Flexible distribution-free conditional predictive bands using density estimators

TL;DR

This paper introduces two new conformal methods, Dist-split and CD-split, that use density estimators to achieve asymptotic conditional coverage without strong dependence assumptions, offering more accurate and interpretable prediction bands.

Contribution

The paper proposes novel conformal methods based on density estimators that attain asymptotic conditional coverage without relying on dependence assumptions, improving coverage control and interval interpretability.

Findings

Methods outperform previous approaches in coverage control.

CD-split produces smaller, local prediction regions.
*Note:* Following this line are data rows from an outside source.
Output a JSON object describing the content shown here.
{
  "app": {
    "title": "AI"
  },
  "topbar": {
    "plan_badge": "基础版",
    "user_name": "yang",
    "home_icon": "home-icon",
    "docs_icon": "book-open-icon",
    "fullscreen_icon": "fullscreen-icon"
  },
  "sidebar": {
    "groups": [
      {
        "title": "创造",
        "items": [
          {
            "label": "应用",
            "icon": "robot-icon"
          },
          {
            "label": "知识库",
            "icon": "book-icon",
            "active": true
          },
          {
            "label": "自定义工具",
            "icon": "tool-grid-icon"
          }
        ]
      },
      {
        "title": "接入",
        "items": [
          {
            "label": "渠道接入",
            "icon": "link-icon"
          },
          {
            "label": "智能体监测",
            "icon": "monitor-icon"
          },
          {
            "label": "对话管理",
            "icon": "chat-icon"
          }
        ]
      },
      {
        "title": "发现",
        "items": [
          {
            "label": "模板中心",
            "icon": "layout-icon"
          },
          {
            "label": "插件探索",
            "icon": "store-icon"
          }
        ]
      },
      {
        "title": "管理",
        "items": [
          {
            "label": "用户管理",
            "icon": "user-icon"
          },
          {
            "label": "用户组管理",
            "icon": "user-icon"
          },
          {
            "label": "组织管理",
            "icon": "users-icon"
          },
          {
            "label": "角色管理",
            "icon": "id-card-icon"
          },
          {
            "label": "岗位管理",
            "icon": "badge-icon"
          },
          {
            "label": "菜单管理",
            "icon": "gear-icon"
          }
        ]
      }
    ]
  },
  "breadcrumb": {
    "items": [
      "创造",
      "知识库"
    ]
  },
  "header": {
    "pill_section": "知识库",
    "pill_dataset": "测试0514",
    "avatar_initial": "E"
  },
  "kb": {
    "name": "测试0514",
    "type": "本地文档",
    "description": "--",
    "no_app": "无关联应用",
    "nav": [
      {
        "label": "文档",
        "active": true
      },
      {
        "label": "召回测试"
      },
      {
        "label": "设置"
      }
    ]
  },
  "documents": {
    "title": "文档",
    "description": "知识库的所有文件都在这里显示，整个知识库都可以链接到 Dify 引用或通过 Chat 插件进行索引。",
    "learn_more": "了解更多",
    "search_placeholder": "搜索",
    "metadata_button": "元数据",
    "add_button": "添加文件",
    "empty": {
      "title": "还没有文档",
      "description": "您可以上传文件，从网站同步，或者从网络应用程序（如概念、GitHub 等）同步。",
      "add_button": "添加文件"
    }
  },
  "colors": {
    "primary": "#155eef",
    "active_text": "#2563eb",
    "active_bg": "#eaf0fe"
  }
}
Both methods show better coverage and shorter intervals in simulations.

Abstract

Conformal methods create prediction bands that control average coverage under no assumptions besides i.i.d. data. Besides average coverage, one might also desire to control conditional coverage, that is, coverage for every new testing point. However, without strong assumptions, conditional coverage is unachievable. Given this limitation, the literature has focused on methods with asymptotical conditional coverage. In order to obtain this property, these methods require strong conditions on the dependence between the target variable and the features. We introduce two conformal methods based on conditional density estimators that do not depend on this type of assumption to obtain asymptotic conditional coverage: Dist-split and CD-split. While Dist-split asymptotically obtains optimal intervals, which are easier to interpret than general regions, CD-split obtains optimal size regions, which are smaller than intervals. CD-split also obtains local coverage by creating a data-driven partition of the feature space that scales to high-dimensional settings and by generating prediction bands locally on the partition elements. In a wide variety of simulated scenarios, our methods have a better control of conditional coverage and have smaller length than previously proposed methods.